There's a reason that week two is considered hump week, the Tuesdays (or Wednesdays, if your weekdays start on Monday) of NaNoWriMo. It is the week where that initial rush, the motivation and excitement starts wearing a little down, where the daily struggle of 1,667 words seems more and more daunting, you are (theoretically) a quarter of the way(ish) through your plot, your protagonist has maybe begun their adventure, passed an obstacle or two, and you're meant to be writing the meat of the story.

Or, if you're a pantser like me who was writing random things everyday and then stumbled upon what seemed to be a good idea, you've just realized what it truly means to have no plan.

Fantasy worlds, it seems, need planning. Did you know?

It's so daunting. It's immensely difficult. I know, I know, that's obvious, anyone who thinks its easy to write a novel in a month is insane.

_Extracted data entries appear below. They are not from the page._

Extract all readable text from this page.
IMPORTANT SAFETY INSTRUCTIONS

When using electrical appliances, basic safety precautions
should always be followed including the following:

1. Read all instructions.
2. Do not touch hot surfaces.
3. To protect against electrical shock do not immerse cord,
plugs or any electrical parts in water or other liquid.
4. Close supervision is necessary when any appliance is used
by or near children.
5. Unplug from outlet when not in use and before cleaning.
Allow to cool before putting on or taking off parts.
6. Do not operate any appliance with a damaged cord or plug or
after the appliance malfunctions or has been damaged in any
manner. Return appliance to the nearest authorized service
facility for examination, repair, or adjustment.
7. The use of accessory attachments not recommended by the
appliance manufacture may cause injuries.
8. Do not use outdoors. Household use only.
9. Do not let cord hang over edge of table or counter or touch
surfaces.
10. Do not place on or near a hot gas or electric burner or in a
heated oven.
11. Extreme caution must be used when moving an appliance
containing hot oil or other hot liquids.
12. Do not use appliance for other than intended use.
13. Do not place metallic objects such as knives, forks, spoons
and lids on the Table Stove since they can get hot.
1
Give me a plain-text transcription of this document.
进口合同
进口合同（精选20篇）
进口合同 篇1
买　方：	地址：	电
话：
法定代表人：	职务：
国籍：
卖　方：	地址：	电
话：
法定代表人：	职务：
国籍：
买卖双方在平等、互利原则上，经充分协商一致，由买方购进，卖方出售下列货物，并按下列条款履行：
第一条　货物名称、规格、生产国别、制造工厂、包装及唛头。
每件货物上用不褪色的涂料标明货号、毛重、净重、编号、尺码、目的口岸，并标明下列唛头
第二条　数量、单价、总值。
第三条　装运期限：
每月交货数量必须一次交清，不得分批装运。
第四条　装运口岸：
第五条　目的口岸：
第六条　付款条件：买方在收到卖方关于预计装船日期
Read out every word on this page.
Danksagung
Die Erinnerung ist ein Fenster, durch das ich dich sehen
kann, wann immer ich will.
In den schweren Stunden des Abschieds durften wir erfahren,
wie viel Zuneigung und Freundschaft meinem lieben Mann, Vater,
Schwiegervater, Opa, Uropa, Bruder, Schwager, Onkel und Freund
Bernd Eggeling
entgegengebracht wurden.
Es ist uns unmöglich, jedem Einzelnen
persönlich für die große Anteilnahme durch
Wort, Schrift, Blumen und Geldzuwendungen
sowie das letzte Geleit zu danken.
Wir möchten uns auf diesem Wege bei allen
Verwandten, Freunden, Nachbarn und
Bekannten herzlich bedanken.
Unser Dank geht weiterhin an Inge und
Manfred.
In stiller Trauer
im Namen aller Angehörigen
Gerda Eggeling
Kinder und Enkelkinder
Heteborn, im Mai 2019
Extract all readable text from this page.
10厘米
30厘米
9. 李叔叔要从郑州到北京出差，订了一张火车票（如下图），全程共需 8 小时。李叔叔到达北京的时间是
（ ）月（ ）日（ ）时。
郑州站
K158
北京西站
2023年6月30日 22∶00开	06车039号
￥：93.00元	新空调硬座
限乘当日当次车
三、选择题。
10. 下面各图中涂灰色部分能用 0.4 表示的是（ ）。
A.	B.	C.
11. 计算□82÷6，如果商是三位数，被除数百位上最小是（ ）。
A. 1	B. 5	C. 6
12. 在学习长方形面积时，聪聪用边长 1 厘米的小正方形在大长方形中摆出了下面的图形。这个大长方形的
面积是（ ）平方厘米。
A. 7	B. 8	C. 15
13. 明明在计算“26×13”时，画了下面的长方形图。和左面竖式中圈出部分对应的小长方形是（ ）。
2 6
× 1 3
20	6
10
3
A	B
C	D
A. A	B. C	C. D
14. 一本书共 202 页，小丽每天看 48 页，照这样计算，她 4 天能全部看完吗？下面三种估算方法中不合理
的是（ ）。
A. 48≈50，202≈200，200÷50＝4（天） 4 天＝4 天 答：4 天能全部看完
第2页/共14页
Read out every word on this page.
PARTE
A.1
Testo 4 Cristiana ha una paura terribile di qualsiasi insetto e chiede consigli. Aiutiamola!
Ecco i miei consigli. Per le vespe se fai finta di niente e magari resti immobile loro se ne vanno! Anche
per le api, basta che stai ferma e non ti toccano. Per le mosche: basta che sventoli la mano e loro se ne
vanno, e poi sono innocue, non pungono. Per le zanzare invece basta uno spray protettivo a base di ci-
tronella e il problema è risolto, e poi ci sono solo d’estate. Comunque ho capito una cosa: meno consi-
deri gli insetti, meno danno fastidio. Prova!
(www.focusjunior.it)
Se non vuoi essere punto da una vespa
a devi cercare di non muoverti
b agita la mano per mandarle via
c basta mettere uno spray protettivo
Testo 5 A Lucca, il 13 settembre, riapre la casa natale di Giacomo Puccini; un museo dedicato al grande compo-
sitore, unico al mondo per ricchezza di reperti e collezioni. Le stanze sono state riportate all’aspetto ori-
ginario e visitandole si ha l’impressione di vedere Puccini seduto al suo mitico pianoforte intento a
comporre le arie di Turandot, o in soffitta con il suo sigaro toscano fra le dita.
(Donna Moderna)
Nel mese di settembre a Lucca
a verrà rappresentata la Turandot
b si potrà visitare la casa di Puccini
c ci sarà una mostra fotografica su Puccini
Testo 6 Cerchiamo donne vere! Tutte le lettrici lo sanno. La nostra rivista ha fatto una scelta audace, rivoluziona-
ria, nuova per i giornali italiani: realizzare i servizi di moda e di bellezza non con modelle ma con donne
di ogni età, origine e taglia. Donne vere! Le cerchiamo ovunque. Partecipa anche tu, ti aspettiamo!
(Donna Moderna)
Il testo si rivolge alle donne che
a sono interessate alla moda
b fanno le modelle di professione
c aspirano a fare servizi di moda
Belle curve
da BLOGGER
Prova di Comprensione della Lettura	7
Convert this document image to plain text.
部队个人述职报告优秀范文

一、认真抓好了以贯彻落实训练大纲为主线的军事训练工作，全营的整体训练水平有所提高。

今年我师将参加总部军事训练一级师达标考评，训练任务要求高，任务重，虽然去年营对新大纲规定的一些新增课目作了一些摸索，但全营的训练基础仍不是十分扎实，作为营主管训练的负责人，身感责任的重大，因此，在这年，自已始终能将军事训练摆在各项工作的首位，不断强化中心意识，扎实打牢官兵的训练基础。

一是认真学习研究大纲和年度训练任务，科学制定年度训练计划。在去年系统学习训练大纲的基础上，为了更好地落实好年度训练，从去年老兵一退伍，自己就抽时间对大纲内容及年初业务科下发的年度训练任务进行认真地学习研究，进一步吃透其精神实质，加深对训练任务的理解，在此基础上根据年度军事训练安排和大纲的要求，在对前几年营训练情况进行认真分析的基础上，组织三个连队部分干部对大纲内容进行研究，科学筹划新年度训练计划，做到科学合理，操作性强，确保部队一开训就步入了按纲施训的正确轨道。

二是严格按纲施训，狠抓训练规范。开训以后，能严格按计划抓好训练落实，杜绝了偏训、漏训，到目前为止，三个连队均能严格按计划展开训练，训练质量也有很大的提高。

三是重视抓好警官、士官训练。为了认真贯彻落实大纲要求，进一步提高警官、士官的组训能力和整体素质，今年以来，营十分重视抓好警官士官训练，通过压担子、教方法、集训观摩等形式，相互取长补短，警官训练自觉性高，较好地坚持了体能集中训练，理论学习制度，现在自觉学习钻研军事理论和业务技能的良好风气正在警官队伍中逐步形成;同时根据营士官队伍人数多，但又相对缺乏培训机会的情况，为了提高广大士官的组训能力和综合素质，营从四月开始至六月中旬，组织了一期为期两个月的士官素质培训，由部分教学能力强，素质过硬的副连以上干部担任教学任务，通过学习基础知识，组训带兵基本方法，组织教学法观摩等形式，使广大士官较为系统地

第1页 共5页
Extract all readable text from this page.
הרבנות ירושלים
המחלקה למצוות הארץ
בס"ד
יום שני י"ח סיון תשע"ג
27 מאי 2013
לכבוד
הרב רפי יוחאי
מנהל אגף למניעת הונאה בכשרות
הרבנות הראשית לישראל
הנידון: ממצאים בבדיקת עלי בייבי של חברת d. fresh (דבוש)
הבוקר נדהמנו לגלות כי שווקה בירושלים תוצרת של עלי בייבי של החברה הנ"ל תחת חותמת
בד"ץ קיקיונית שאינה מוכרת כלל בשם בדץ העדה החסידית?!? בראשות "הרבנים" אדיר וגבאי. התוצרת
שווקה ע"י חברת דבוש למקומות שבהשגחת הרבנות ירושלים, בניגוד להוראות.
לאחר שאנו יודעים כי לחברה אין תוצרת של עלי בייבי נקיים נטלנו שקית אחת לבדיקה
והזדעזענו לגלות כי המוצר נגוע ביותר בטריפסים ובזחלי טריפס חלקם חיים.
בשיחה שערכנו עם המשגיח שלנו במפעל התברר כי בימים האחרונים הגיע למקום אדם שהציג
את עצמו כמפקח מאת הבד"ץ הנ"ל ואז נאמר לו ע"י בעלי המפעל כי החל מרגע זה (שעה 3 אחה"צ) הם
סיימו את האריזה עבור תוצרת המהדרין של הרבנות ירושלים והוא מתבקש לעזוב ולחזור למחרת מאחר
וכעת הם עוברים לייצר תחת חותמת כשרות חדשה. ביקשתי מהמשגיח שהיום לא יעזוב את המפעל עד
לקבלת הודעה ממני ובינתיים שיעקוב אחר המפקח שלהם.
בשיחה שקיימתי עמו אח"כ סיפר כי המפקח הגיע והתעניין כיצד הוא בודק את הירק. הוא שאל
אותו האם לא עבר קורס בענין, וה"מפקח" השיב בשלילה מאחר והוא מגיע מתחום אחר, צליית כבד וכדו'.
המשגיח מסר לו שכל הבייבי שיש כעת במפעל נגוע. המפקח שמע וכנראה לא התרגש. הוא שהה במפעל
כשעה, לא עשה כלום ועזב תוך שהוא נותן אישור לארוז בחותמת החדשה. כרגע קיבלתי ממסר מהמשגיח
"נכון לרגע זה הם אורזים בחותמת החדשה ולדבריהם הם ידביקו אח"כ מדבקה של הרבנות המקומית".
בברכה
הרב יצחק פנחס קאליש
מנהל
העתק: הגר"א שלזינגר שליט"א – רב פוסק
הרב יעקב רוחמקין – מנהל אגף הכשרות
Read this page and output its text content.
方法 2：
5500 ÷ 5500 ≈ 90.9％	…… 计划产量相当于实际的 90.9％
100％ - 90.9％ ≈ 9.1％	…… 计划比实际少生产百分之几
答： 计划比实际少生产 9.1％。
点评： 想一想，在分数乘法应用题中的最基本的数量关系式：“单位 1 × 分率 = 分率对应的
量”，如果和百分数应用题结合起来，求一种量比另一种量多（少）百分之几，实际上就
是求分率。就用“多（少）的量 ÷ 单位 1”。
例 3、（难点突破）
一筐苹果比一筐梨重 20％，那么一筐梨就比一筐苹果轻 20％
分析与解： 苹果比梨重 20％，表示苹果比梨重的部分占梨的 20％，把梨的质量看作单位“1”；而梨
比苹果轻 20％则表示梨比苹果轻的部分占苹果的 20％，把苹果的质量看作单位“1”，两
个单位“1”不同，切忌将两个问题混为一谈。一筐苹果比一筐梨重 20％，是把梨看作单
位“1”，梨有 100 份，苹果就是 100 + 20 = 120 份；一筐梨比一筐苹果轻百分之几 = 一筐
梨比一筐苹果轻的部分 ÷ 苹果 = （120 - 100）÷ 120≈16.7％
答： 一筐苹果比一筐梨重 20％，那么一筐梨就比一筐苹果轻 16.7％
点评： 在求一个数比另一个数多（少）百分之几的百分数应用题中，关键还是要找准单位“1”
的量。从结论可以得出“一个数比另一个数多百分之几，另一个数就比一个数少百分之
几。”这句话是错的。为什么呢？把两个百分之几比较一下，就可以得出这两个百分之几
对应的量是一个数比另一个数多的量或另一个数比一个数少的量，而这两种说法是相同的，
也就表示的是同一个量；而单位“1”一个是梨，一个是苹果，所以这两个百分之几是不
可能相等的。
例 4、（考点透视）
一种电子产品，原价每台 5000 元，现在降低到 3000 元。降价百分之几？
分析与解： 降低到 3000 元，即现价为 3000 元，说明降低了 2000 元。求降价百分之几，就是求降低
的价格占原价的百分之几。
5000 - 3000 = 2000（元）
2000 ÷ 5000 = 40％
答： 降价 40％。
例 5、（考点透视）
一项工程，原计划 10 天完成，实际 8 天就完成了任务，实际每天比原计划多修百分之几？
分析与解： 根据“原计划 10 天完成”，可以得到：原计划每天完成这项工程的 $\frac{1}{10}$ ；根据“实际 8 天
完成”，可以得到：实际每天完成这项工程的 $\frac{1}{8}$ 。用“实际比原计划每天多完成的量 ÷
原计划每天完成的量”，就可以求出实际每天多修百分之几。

But damn did it hit me hard week two. I literally pulled out all the stops, all the tricks of NaNo. When I could not (see, did it there, good rule of NaNo: abandon all contractions to help increase word count) write the story itself, I wrote what I wanted to happen to try and help me get back into the plot. Gentle reminder: I am winging it, which means, I do not really have a plot set, which means:

I used as many words as humanly possible getting introspective, because I assumed that the character asking questions meant maybe my brain would find answers and write them the next day (this did not work all the time... and by all the time I mean 90%). I introduced a beloved character named Cliff Brooks, a NaNoWriMo veteran whose sole purpose is to get killed in people's novels. I languidly took my time with him, gave him a backstory, made him mildly sympathetic, found a way to connect him to the story in some way, and then killed him while luxuriating in the details of said death.

I ended up abandoning the plot i had fallen in love with back in day five around day 12, when my brain ran out of ways to write words and the story itself stagnated (see: introduction of not one, but two new characters) as opposed to moving anything forward. Instead, I tried to start another story. And when that failed, another. And when that failed, all that was missing was adding "Dear diary" and i would have been the perfect pre-pubescent teenager in the nineties. And when even THAT did not work, I dug deep into the depths of my memories, and revived ghosts of my past and the feelings that they stirred within me and turned to my most trust companions: weird, wordy, magical realism infused writing. I do not know how long I will be able to bet on this last horse, but at this very treacherous halfway point, I'll take any horse that'll move.

I am proud of all of you who are doing this, on track to winning or not, and you should be proud of yourself too.